PatchSiren cyber security CVE debrief
CVE-2024-4978 Justice AV Solutions CVE debrief
CVE-2024-4978 is a Justice AV Solutions (JAVS) Viewer vulnerability involving embedded malicious code in the installer. CISA lists it in the Known Exploited Vulnerabilities catalog, which makes it a high-priority issue for defenders even though no CVSS score is provided in the supplied record. Organizations using JAVS Viewer should treat this as an urgent software-supply-chain-style exposure and follow vendor guidance immediately, or discontinue use if mitigation is not available. CISA’s KEV entry set a remediation due date of 2024-06-19.
- Vendor
- Justice AV Solutions
- Product
- Viewer
- CVSS
- Unknown
- CISA KEV
- Listed
- Original CVE published
- 2024-05-29
- Original CVE updated
- 2024-05-29
- Advisory published
- 2024-05-29
- Advisory updated
- 2024-05-29
Who should care
Organizations that deploy or have deployed Justice AV Solutions (JAVS) Viewer, especially IT, endpoint management, security operations, and procurement teams responsible for third-party software approval and software update validation.
Technical summary
The supplied record describes a JAVS Viewer installer containing embedded malicious code. CISA classifies the issue as known exploited, which indicates confirmed real-world abuse rather than a purely theoretical flaw. The available source data does not include a CVSS score, exploit chain specifics, or remediation mechanics beyond the vendor-directed instruction to apply mitigations or stop using the product if mitigations are unavailable.
Defensive priority
Critical. Because this is in CISA’s Known Exploited Vulnerabilities catalog and has an associated remediation due date, it should be prioritized ahead of routine patch work.
Recommended defensive actions
- Identify all installations of Justice AV Solutions (JAVS) Viewer across endpoints and managed software inventories.
- Follow vendor instructions for mitigation or removal; if mitigations are unavailable, discontinue use of the product.
- Block or quarantine any untrusted or suspect installer packages associated with the affected product in software distribution systems.

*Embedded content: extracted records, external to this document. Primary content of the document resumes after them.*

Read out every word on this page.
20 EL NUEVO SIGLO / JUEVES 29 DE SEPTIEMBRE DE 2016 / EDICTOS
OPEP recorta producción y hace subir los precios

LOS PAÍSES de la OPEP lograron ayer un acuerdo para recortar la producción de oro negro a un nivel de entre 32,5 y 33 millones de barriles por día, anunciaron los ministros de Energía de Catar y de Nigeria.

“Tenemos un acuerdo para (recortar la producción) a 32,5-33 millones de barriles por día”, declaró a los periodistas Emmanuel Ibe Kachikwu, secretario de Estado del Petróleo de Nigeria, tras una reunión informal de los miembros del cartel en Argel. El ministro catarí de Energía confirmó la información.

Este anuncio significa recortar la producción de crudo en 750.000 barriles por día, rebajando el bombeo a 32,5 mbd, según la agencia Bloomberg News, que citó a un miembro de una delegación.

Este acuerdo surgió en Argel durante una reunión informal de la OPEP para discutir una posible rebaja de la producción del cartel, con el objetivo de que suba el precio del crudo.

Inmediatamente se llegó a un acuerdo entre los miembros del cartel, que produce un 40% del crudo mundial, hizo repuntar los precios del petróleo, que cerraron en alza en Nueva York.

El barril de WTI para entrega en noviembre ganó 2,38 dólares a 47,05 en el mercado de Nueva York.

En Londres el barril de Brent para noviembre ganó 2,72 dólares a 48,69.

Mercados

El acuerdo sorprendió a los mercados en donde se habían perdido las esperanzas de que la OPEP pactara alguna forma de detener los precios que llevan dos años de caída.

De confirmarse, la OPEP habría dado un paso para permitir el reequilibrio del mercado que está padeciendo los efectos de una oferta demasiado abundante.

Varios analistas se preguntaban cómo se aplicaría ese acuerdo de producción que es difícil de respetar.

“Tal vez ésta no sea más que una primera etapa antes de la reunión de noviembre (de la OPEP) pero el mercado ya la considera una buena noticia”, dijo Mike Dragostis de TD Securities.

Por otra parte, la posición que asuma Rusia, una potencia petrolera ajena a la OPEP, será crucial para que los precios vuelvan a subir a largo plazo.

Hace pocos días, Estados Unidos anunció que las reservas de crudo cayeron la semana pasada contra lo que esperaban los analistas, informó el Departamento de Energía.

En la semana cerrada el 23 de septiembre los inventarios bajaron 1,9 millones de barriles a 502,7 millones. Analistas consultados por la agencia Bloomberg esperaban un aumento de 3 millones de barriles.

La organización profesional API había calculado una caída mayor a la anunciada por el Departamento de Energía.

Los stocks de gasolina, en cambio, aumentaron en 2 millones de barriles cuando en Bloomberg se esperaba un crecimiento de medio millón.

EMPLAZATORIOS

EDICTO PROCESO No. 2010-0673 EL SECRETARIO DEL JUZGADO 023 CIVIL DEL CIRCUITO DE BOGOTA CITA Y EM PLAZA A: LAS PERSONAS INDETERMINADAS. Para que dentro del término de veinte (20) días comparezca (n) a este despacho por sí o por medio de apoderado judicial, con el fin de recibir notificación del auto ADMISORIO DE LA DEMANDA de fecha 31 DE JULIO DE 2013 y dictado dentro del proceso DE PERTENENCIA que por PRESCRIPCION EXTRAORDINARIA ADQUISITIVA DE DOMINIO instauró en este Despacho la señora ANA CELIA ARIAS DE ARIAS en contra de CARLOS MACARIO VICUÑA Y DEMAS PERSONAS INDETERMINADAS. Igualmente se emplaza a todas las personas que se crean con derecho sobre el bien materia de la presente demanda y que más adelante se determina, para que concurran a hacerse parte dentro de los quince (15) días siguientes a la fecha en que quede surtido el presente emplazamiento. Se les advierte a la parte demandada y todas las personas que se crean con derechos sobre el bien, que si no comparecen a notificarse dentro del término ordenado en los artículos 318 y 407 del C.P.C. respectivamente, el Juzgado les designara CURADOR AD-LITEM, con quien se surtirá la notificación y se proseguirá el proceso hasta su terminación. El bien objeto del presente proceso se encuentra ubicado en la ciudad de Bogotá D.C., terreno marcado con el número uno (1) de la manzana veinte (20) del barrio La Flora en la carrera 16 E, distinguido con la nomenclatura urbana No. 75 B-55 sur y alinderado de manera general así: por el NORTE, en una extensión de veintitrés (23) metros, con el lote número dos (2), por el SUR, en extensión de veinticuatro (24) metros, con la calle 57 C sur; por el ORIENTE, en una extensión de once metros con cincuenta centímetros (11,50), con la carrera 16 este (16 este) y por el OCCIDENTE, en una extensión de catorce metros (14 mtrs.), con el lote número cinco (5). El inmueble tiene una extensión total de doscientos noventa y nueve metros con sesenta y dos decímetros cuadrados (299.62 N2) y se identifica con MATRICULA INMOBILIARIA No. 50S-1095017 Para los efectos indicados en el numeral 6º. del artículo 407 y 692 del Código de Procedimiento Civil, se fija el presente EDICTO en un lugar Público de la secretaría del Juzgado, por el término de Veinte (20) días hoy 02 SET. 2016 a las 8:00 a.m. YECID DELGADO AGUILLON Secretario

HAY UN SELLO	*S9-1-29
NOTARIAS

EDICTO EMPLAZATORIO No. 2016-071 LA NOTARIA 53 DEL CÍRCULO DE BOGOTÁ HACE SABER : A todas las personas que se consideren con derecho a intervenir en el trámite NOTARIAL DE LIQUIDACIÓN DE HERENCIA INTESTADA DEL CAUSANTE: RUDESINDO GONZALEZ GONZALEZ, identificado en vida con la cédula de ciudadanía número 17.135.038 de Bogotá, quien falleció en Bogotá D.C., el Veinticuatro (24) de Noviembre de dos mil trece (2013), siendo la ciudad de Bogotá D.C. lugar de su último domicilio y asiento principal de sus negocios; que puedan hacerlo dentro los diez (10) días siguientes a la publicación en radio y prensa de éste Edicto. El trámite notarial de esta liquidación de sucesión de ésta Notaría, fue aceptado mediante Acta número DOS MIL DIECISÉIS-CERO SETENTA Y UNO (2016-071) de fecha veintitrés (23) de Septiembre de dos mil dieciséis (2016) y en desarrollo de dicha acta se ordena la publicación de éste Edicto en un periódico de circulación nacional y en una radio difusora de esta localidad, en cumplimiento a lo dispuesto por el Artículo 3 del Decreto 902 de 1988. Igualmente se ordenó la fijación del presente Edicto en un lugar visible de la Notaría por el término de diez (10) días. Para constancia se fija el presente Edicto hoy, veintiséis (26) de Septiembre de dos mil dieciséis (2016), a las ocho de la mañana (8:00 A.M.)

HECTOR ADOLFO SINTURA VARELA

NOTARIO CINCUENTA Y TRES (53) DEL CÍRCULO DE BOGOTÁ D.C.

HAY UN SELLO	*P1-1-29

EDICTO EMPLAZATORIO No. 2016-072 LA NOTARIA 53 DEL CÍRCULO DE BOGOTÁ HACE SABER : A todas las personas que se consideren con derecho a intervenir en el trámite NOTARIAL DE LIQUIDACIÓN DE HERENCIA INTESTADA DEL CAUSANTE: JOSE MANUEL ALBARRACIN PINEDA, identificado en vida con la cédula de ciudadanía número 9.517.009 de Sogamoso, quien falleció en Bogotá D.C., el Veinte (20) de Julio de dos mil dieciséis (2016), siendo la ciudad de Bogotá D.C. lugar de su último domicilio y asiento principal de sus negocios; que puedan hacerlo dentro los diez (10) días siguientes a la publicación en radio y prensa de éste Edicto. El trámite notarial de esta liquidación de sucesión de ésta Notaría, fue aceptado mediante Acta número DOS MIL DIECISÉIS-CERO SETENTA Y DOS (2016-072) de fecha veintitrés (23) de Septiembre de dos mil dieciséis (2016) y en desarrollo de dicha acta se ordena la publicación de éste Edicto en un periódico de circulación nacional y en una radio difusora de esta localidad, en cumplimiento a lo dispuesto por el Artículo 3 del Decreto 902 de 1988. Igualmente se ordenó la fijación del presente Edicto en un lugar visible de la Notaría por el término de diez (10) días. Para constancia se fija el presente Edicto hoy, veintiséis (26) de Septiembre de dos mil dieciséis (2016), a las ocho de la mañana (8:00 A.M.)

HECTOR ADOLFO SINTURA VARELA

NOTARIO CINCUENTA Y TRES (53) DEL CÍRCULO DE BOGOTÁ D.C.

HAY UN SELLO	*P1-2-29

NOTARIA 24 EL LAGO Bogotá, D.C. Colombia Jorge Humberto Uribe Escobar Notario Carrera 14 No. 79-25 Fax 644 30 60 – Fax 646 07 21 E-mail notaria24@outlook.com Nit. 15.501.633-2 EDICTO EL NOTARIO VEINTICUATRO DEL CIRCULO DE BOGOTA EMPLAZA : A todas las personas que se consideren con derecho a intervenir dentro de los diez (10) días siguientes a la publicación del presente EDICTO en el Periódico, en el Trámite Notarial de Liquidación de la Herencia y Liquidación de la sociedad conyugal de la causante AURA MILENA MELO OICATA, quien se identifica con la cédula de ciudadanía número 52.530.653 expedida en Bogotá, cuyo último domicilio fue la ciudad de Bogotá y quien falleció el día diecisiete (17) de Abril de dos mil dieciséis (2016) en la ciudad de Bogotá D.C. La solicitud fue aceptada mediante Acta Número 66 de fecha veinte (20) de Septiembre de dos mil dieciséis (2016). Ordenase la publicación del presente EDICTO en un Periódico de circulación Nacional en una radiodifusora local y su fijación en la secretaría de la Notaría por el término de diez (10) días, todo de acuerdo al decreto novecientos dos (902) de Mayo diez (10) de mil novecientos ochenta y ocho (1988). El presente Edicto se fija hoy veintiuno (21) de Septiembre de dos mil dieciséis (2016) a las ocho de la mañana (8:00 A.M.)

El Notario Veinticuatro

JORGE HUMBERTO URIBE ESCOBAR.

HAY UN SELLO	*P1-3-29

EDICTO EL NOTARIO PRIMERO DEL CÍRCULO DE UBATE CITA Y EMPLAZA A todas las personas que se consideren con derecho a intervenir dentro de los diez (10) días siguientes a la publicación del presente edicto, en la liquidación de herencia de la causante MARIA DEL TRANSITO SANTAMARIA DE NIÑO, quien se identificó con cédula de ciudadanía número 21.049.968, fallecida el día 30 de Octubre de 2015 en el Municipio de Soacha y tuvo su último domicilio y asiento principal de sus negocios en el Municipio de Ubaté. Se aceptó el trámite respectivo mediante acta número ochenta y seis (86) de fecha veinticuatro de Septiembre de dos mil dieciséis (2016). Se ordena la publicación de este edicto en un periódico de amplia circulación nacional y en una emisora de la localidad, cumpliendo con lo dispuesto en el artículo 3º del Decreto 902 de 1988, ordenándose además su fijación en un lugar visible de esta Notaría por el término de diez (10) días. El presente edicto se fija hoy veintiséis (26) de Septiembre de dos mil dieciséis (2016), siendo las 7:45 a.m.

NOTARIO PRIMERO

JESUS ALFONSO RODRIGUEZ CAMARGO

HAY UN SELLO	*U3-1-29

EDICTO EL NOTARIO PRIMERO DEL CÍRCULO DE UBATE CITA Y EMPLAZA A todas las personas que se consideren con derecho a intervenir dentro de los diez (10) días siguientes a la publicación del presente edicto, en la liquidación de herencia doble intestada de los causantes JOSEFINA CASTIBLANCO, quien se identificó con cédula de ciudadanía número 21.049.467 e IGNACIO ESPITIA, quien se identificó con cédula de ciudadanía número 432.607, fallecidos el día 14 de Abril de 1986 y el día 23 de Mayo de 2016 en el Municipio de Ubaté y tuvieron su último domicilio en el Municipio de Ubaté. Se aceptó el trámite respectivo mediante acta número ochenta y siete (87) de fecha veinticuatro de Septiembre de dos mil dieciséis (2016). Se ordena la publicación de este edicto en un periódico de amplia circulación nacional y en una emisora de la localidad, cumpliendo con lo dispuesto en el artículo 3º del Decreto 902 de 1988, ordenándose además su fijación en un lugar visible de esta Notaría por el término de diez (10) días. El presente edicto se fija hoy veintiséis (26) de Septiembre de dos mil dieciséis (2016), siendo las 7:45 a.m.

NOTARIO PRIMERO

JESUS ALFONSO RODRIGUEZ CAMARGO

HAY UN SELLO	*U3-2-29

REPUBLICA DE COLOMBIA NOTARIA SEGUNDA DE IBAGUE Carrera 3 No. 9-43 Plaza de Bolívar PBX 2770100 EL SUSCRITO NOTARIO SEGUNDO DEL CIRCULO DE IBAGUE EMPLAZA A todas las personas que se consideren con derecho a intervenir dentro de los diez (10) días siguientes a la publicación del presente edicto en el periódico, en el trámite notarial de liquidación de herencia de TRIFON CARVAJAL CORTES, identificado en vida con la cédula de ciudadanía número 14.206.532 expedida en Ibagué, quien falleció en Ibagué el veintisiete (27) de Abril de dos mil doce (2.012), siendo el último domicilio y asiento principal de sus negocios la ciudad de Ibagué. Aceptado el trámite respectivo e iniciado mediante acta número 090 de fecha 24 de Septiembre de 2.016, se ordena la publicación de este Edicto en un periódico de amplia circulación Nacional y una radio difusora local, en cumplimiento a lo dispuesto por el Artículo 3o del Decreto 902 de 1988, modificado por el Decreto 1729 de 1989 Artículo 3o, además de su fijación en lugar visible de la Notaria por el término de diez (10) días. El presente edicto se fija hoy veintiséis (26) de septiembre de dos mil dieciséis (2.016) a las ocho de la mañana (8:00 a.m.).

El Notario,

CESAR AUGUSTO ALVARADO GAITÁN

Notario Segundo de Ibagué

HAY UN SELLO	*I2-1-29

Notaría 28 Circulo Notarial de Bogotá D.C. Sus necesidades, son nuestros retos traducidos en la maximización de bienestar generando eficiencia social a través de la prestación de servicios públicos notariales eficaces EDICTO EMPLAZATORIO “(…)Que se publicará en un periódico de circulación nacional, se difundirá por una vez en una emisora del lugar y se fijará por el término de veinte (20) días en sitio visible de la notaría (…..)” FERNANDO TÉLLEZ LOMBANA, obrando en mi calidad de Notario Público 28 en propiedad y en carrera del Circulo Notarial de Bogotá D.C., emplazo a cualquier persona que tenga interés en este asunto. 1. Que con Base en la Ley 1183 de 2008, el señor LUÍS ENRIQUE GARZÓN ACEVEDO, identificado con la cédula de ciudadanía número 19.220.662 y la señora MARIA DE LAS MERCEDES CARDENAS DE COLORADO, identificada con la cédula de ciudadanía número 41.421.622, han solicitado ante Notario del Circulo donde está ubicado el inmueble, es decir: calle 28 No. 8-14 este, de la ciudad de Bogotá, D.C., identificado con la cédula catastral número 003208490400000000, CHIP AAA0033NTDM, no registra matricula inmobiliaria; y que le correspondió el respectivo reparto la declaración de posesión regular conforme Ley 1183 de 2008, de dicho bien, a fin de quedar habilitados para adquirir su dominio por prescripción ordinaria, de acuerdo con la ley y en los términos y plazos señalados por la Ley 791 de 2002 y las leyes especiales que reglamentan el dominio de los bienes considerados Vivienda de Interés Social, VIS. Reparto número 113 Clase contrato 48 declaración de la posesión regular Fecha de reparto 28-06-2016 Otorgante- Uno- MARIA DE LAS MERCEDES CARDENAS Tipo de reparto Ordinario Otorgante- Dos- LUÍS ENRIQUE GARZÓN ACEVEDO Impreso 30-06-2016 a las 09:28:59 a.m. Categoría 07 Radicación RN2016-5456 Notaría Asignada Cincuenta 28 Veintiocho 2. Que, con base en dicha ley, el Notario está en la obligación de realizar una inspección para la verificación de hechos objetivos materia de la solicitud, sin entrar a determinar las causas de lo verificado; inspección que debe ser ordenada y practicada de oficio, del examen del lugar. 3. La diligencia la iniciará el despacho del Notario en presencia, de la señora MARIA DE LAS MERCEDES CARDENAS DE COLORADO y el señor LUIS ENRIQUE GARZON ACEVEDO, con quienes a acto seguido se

- Validate software provenance controls for third-party installers and re-check internal allowlists for JAVS Viewer.
- Track remediation against the CISA KEV due date of 2024-06-19 and confirm exposure is removed or mitigated.
- Monitor vendor and official vulnerability records for updated guidance or revised remediation steps.
Evidence notes
The supplied corpus identifies the vulnerability as 'Justice AV Solutions (JAVS) Viewer Installer Embedded Malicious Code Vulnerability,' marks it as a CISA KEV entry, and provides dateAdded 2024-05-29 with dueDate 2024-06-19. The source metadata says to apply mitigations per vendor instructions or discontinue use if mitigations are unavailable. The record also indicates known ransomware campaign use is unknown. No CVSS score is present in the supplied data.
Official resources
-
CVE-2024-4978 CVE record
CVE.org
-
CVE-2024-4978 NVD detail
NVD
-
CISA Known Exploited Vulnerabilities catalog
CISA - Apply mitigations per vendor instructions or discontinue use of the product if mitigations are unavailable.
-
Source item URL
cisa_kev
Publicly disclosed through the CISA Known Exploited Vulnerabilities catalog on 2024-05-29. This debrief is limited to defensive guidance and official-record context.